Bug 192151

Summary: dovecot causing duplicate message to be created
Product: [Fedora] Fedora Reporter: Paul Dickson <paul>
Component: dovecotAssignee: Tomas Janousek <tjanouse>
Status: CLOSED RAWHIDE QA Contact:
Severity: medium Docs Contact:
Priority: medium    
Version: rawhideCC: tss, wtogami
Target Milestone: ---Keywords: Reopened
Target Release: ---   
Hardware: All   
OS: Linux   
Whiteboard:
Fixed In Version: Doc Type: Bug Fix
Doc Text:
Story Points: ---
Clone Of: Environment:
Last Closed: 2007-04-24 07:25:55 UTC Type: ---
Regression: --- Mount Type: ---
Documentation: --- CRM:
Verified Versions: Category: ---
oVirt Team: --- RHEL 7.3 requirements from Atomic Host:
Cloudforms Team: --- Target Upstream Version:
Embargoed:
Attachments:
Description Flags
Maillog output from dovecot
none
Dovecot maillog entries
none
Maillog with dovecot download of 21 messages that has duplications none

Description Paul Dickson 2006-05-17 21:50:23 UTC
Description of problem:
Whenever I'm off-line a while and messages are queued up, when I download all
new message using POP3, not all of the messages get deleted after downloading.
So the second time I download my E-mail, I get a bunch of duplicate messages.
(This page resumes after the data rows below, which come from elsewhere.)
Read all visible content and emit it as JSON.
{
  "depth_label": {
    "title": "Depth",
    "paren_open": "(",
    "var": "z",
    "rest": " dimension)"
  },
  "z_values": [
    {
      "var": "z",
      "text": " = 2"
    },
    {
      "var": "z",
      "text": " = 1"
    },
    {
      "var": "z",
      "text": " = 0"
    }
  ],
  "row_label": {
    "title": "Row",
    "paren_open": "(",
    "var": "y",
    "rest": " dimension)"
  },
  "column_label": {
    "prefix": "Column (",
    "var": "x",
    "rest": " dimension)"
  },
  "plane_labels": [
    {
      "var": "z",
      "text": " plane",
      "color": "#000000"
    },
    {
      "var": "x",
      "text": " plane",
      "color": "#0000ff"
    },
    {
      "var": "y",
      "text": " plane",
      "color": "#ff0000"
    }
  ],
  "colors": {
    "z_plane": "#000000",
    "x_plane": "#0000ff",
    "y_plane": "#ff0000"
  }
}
Version-Release number of selected component (if applicable):
dovecot-1.0-0.beta7.1

How reproducible:
Always

Steps to Reproduce:
1. Have at least a 1000 messages queued to download.
2. Download the messages
3.
  
Actual results:
All messages are downloaded the first time.  The second time, part of the first
download is again downloaded.

Expected results:
Messages are doenloaded only once.

Additional info:
I have been trying to track down the source of the duplicate messages for weeks.
 I noticed this morning that after downloading all 1820 message that I had 471
after just 50 minutes!  I get a lot of E-mail, but never this much in an hour.
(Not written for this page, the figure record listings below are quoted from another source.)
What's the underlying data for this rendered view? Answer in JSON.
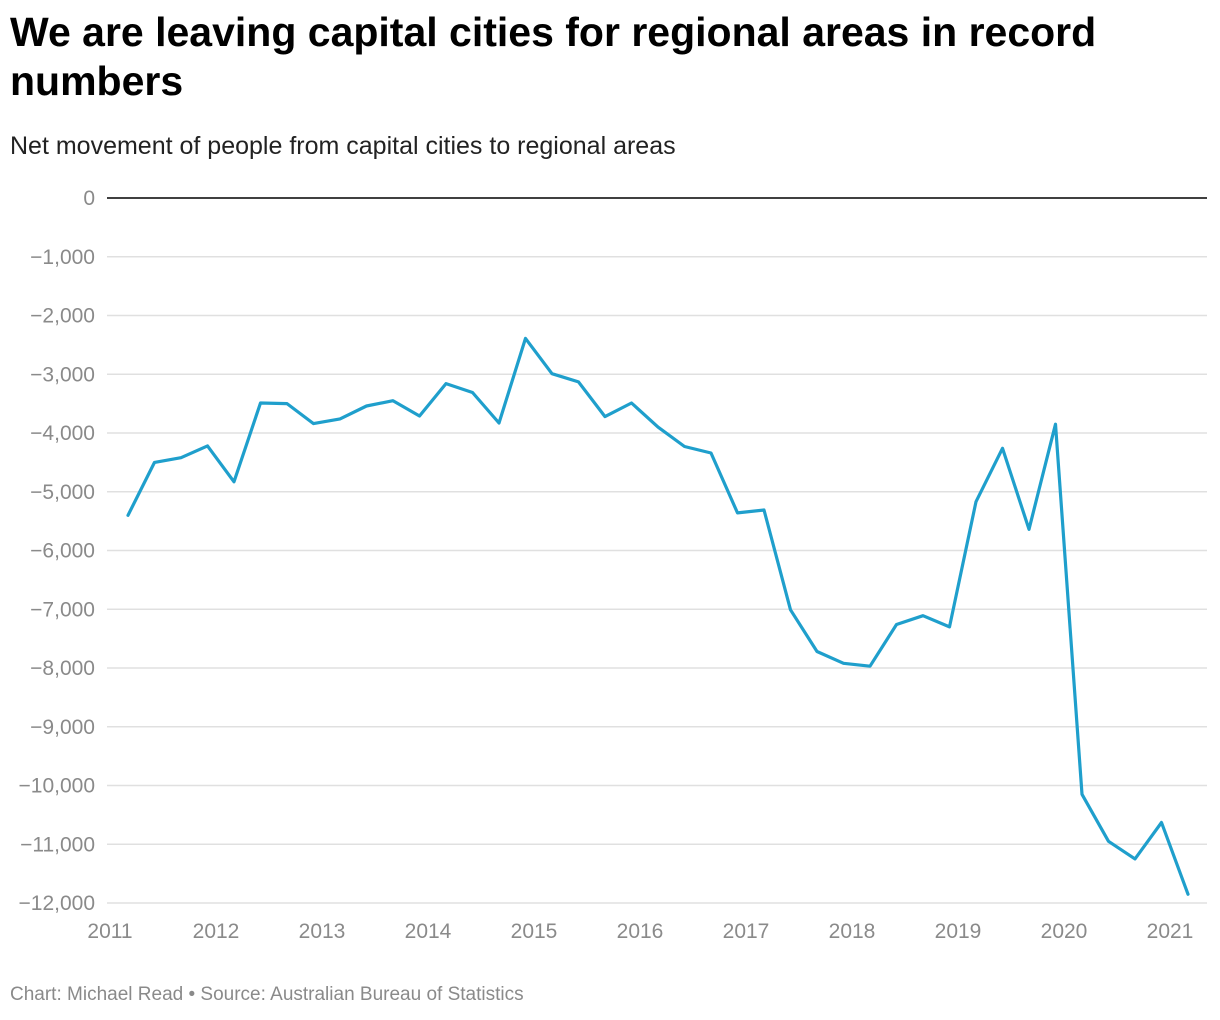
{
  "title": "We are leaving capital cities for regional areas in record numbers",
  "subtitle": "Net movement of people from capital cities to regional areas",
  "footer": {
    "chart_prefix": "Chart: ",
    "author": "Michael Read",
    "separator": " • ",
    "source_prefix": "Source: ",
    "source": "Australian Bureau of Statistics"
  },
  "colors": {
    "line": "#1f9fcc",
    "grid": "#e0e0e0",
    "zero_line": "#000000",
    "tick_text": "#8a8a8a"
  },
  "chart_data": {
    "type": "line",
    "title": "We are leaving capital cities for regional areas in record numbers",
    "subtitle": "Net movement of people from capital cities to regional areas",
    "xlabel": "",
    "ylabel": "",
    "xlim": [
      2011,
      2021.25
    ],
    "ylim": [
      -12000,
      0
    ],
    "grid": true,
    "legend": "none",
    "x_ticks": [
      2011,
      2012,
      2013,
      2014,
      2015,
      2016,
      2017,
      2018,
      2019,
      2020,
      2021
    ],
    "x_tick_labels": [
      "2011",
      "2012",
      "2013",
      "2014",
      "2015",
      "2016",
      "2017",
      "2018",
      "2019",
      "2020",
      "2021"
    ],
    "y_ticks": [
      0,
      -1000,
      -2000,
      -3000,
      -4000,
      -5000,
      -6000,
      -7000,
      -8000,
      -9000,
      -10000,
      -11000,
      -12000
    ],
    "y_tick_labels": [
      "0",
      "−1,000",
      "−2,000",
      "−3,000",
      "−4,000",
      "−5,000",
      "−6,000",
      "−7,000",
      "−8,000",
      "−9,000",
      "−10,000",
      "−11,000",
      "−12,000"
    ],
    "series": [
      {
        "x": [
          2011.17,
          2011.42,
          2011.67,
          2011.92,
          2012.17,
          2012.42,
          2012.67,
          2012.92,
          2013.17,
          2013.42,
          2013.67,
          2013.92,
          2014.17,
          2014.42,
          2014.67,
          2014.92,
          2015.17,
          2015.42,
          2015.67,
          2015.92,
          2016.17,
          2016.42,
          2016.67,
          2016.92,
          2017.17,
          2017.42,
          2017.67,
          2017.92,
          2018.17,
          2018.42,
          2018.67,
          2018.92,
          2019.17,
          2019.42,
          2019.67,
          2019.92,
          2020.17,
          2020.42,
          2020.67,
          2020.92,
          2021.17
        ],
        "values": [
          -5400,
          -4500,
          -4420,
          -4220,
          -4830,
          -3490,
          -3500,
          -3840,
          -3760,
          -3540,
          -3450,
          -3710,
          -3160,
          -3310,
          -3830,
          -2390,
          -2990,
          -3130,
          -3720,
          -3490,
          -3900,
          -4230,
          -4340,
          -5360,
          -5310,
          -7010,
          -7720,
          -7920,
          -7970,
          -7260,
          -7110,
          -7300,
          -5170,
          -4260,
          -5640,
          -3850,
          -10150,
          -10950,
          -11250,
          -10630,
          -11850
        ]
      }
    ]
  }
}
Comment 1 Paul Dickson 2006-05-17 21:50:23 UTC
Created attachment 129368 [details]
Maillog output from dovecot

Comment 2 Paul Dickson 2006-05-18 00:59:42 UTC
Created attachment 129379 [details]
Dovecot maillog entries

I was read my mail and noticed more duplicate messages on Monday.  Here are
more entries in maillog from dovecot.  See second attached file.

Comment 3 Petr Rockai 2006-10-10 16:09:15 UTC
Could you please re-test with current dovecot release from devel? It should be 
up to rc7 and the problem may have been addressed upstream. In the case it 
wasn't, i will try to reproduce locally and fix the issue.

Thanks!

Comment 4 Paul Dickson 2006-10-10 23:29:42 UTC
This might not have been a dovecot bug.  I removed the arguments "--expunge 50
-B 256" from fetchmail about a month ago and it seems to have stopped occuring.
 I'm not absolutely sure because some of the duplicates I found later may been
added to mail folder prior to this change, and the few others may have happened
upstream.  I have definately not seen as many duplicates.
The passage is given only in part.